Se ha revelado que un paquete de software disponible en el repositorio oficial de NPM es en realidad una fachada para una herramienta que está diseñada para robar contraseñas guardadas del navegador web Chrome.
El paquete en cuestión, llamado «nodejs_net_server» y descargado más de 1283 veces desde febrero de 2019, se actualizó por última vez hace siete meses (versión 1.1.2), y su repositorio correspondiente conduce a ubicaciones inexistentes alojadas en GitHub.
«No es malicioso en sí mismo, pero puede serlo cuando se pone en el contexto de uso malicioso», dijo el investigador de ReversingLabs, Karlo Zanki, en un análisis compartido con The Hacker News. «Por ejemplo, este paquete lo usa para realizar el robo de contraseñas maliciosas y la exfiltración de credenciales. Aunque esta herramienta comercial de recuperación de contraseñas viene con una interfaz gráfica de usuario, a los autores de malware les gusta usarla, ya que también se puede ejecutar desde el comando ociosamente.»
Si bien la primera versión del paquete se publicó solo para probar el proceso de publicación de un paquete NPM, el desarrollador, que se hacía llamar «chrunlee», realizó revisiones de seguimiento para implementar una funcionalidad de shell remoto que se improvisó en varios versiones posteriores.
A esto le siguió la adición de un script que descargaba la herramienta de robo de contraseñas de ChromePass alojada en su sitio web personal («hxxps: //chrunlee.cn/a.exe»), solo para modificarla tres semanas después para ejecutar el acceso remoto de TeamViewer. software.
Curiosamente, el autor también abusó de las opciones de configuración de los paquetes NPM especificados en el archivo «package.json», específicamente el campo «bin» que se usa para instalar los ejecutables de JavaScript, para secuestrar la ejecución de un paquete legítimo llamado «jstest» – una cruz -marco de prueba de JavaScript de plataforma: con una variante maliciosa, explotándola para lanzar un servicio a través de la línea de comandos que es capaz de recibir una variedad de comandos, incluida la búsqueda de archivos, la carga de archivos, la ejecución de comandos de shell y la grabación de pantalla y cámara.
ReversingLabs dijo que informó dos veces sobre el paquete deshonesto al equipo de seguridad de NPM, una el 2 de julio y otra el 15 de julio, pero señaló que hasta la fecha no se ha tomado ninguna medida para eliminarlo. Nos comunicamos con NPM para obtener más aclaraciones y actualizaremos la historia una vez que tengamos una respuesta.
En todo caso, el desarrollo una vez más expone las brechas en la confianza en el código de terceros alojado en repositorios de paquetes públicos, ya que los ataques a la cadena de suministro de software se convierten en una táctica popular para que los actores de amenazas abusen de la confianza en las herramientas de TI interconectadas para organizar brechas de seguridad cada vez más sofisticadas.
«La creciente popularidad de los repositorios de paquetes de software y su facilidad de uso los convierte en un objetivo perfecto», dijo Zanki. «Cuando los desarrolladores reutilizan las bibliotecas existentes para implementar la funcionalidad necesaria de forma más rápida y sencilla, rara vez realizan evaluaciones de seguridad exhaustivas antes de incluirlas en su proyecto».
«Esta omisión es el resultado de la naturaleza abrumadora y la gran cantidad de posibles problemas de seguridad que se encuentran en el código de terceros.

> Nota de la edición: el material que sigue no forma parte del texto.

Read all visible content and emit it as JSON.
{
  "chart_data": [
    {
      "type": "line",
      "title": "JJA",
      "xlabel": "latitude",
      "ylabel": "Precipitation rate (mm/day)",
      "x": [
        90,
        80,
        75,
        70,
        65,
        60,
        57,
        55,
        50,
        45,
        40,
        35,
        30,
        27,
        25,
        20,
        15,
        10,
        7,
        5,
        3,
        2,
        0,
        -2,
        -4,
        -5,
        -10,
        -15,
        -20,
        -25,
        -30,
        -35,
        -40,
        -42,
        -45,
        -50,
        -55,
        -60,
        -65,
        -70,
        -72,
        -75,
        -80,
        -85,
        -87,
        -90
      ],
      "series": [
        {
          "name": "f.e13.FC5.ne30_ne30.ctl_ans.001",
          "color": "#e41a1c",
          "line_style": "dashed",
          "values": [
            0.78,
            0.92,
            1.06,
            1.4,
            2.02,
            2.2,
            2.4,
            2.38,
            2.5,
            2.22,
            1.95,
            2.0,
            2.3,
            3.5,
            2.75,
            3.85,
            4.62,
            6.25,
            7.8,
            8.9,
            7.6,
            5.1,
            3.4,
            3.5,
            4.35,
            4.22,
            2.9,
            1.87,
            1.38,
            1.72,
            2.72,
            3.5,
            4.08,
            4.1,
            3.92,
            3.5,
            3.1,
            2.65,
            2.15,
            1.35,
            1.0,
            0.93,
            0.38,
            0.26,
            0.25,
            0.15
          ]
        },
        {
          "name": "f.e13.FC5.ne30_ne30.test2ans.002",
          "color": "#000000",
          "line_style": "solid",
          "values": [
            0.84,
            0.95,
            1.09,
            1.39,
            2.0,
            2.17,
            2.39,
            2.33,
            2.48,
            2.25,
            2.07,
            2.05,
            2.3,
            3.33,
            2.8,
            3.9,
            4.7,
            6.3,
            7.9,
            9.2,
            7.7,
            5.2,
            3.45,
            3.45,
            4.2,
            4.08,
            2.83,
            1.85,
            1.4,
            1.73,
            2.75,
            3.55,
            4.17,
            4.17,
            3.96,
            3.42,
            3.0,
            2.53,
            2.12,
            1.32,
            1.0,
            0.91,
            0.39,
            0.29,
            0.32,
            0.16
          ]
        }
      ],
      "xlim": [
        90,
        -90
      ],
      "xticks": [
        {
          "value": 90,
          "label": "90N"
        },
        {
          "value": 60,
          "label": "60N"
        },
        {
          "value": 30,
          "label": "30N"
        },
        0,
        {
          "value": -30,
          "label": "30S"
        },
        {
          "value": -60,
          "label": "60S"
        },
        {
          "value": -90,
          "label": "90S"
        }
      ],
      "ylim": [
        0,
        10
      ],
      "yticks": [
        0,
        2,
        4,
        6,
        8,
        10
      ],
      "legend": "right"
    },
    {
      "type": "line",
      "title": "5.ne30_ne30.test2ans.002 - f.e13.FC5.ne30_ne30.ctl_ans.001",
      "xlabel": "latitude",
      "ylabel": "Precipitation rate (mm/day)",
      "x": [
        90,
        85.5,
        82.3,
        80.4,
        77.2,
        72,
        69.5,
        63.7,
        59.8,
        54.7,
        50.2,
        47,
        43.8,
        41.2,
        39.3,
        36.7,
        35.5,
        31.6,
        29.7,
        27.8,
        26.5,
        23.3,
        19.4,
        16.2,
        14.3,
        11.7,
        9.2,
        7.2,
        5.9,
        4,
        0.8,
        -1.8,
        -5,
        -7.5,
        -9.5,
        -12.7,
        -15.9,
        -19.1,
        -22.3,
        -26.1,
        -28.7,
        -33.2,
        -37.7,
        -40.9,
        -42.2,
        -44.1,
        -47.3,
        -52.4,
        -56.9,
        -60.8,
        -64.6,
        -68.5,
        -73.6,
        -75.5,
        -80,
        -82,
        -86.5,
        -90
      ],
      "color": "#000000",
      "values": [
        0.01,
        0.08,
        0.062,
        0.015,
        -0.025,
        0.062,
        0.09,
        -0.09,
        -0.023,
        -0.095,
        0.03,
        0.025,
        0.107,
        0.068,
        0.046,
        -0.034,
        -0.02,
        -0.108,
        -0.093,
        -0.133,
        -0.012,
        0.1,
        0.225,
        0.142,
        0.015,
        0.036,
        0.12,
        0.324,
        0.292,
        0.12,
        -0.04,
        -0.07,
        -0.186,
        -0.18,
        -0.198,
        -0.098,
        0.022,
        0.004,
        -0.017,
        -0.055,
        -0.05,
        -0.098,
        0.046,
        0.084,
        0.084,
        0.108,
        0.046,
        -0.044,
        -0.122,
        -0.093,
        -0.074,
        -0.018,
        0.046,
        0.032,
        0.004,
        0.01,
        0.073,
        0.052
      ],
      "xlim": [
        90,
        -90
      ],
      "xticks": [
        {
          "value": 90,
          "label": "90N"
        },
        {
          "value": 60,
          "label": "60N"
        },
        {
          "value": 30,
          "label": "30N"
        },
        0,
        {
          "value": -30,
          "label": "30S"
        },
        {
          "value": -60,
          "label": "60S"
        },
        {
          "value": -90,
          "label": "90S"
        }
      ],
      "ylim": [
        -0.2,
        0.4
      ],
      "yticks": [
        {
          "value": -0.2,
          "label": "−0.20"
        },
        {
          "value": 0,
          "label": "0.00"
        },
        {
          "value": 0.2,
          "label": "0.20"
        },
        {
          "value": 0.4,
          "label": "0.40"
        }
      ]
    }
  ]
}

Por lo tanto, en general, los paquetes se instalan rápidamente para validar si resuelven el problema y, si no lo hacen, pasar a la alternativa. Esta es una práctica peligrosa y puede conducir a la instalación incidental de software malicioso «, agregó Zanki.
Actualizar: El paquete ofensivo de NPM ahora se ha extraído del repositorio, y un portavoz de GitHub le dijo a The Hacker News que «eliminamos el paquete de acuerdo con la política de uso aceptable de npm con respecto al malware, como se describe en sus Términos de código abierto».
Al visitar la página de NPM para «nodejs_net_server» ahora se muestra el mensaje «Este paquete contenía código malicioso y el equipo de seguridad de NPM lo eliminó del registro».